Avec des régimes appuyés sur un Islam, certes moins rigoriste que celui du Moyen-Orient mais qui fait de l’Indonésie, pays de loin le plus peuplé d’Asie du sud-Est (près de 270 millions d’habitants), une des plus nombreuses nations musulmanes tout en voyant la Chine un grand partenaire commercial? Ou la Malaisie dont le vieux ex-premier ministre fait encore une fois de l’islamisme son fonds de commerce ?
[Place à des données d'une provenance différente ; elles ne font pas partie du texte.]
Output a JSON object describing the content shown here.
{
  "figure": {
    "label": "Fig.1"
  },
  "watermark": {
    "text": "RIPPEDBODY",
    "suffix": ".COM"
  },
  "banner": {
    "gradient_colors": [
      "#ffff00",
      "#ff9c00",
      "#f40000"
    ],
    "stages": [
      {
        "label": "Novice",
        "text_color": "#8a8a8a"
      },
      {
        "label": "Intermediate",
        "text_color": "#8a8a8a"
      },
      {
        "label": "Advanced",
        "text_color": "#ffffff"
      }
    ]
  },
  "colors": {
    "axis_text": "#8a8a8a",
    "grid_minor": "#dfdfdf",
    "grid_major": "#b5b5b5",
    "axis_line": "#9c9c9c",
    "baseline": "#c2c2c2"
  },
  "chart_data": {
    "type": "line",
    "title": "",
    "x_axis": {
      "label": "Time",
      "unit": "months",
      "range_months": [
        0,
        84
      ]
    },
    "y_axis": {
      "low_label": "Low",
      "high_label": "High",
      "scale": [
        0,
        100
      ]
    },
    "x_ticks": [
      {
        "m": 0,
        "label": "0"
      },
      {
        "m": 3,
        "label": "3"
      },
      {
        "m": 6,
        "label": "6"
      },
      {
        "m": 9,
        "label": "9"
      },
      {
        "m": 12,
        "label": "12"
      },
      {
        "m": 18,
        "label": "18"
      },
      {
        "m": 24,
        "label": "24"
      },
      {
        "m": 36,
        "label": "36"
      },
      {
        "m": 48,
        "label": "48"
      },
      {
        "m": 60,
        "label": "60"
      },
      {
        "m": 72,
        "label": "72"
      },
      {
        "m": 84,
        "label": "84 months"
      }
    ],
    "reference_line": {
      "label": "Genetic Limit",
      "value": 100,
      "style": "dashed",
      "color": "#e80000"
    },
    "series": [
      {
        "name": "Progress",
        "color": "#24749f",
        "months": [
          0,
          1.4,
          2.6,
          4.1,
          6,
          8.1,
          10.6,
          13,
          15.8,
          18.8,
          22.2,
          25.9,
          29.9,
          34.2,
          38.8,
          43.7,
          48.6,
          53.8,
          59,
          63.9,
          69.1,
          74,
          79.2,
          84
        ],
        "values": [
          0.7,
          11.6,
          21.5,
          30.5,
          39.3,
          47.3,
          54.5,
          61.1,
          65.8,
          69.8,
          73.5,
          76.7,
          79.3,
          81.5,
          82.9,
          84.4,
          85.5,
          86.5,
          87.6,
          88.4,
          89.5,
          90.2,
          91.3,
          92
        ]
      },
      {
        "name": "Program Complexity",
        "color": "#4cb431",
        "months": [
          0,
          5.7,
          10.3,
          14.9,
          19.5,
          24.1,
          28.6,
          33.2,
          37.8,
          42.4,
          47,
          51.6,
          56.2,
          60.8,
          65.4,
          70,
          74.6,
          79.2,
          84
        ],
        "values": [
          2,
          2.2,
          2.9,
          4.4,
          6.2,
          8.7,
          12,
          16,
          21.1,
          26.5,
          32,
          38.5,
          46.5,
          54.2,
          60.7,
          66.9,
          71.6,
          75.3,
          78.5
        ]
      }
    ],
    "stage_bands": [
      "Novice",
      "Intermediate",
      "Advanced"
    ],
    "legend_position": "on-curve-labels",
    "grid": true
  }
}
Et si on élargit le champ du regard, quoi de commun entre les jeunes de Bangkok et ceux de Hong Kong qui manifestent contre un ordre jugé injuste et menaçant ?
– Une nécessité: échapper à la «Sinamérique»
Les dirigeants de la région sont tous confrontés au même défi, auquel ils apportent des réponses différentes: éviter l’étau de la Sinamérique, entre la Chine toujours plus puissante à leur porte et les États-Unis où l’élection Joe Biden, si elle intervient, ne suffira pas à changer profondément la donne
Car, que le lecteur permette un instant de parler un peu des aux États-Unis, car ceux-ci ne sont pas un modèle de démocratie ! L’élection d’un Trump a certes été une surprise très douloureuse en 2016 – l’auteur de ces lignes se souvient des commentaires éplorés de certains au traditionnel petit déjeuner organisé par l’ambassade américaine pour suivre des élections dont le résultat surprit le monde entier. Or on voit de manière documentée que 4 ans après, le processus électoral américain, qui n’est ni fait ni à faire, peut permettre à nouveau à un blond incompétent de gagner l’élection et que beaucoup de ceux qui ont voté pour ce milliardaire après avoir eu un Président noir et parce qu’ils ne voulaient pas d’une femme vont à nouveau voter pour lui.
La jeunesse n’échappe pas à ces contradictions. Comment lutter contre le changement climatique ? pour une meilleure inclusion des femmes ? contre les discriminations de toute sorte ?
Autant de combats qui traversent classes d’âge, régimes politiques et clivages Est-Ouest.
Autant de combats pour la jeunesse de tous les pays auxquels cet article fait référence, mais qui en fait sont communs à tous.
Alors, s’il fallait prendre des paris, on laisserait peu de chances de bouleversements aux jeunes manifestants.
Il faut surtout leur souhaiter un avenir plus radieux que celui que la non-résolution de ces problèmes leur réserverait.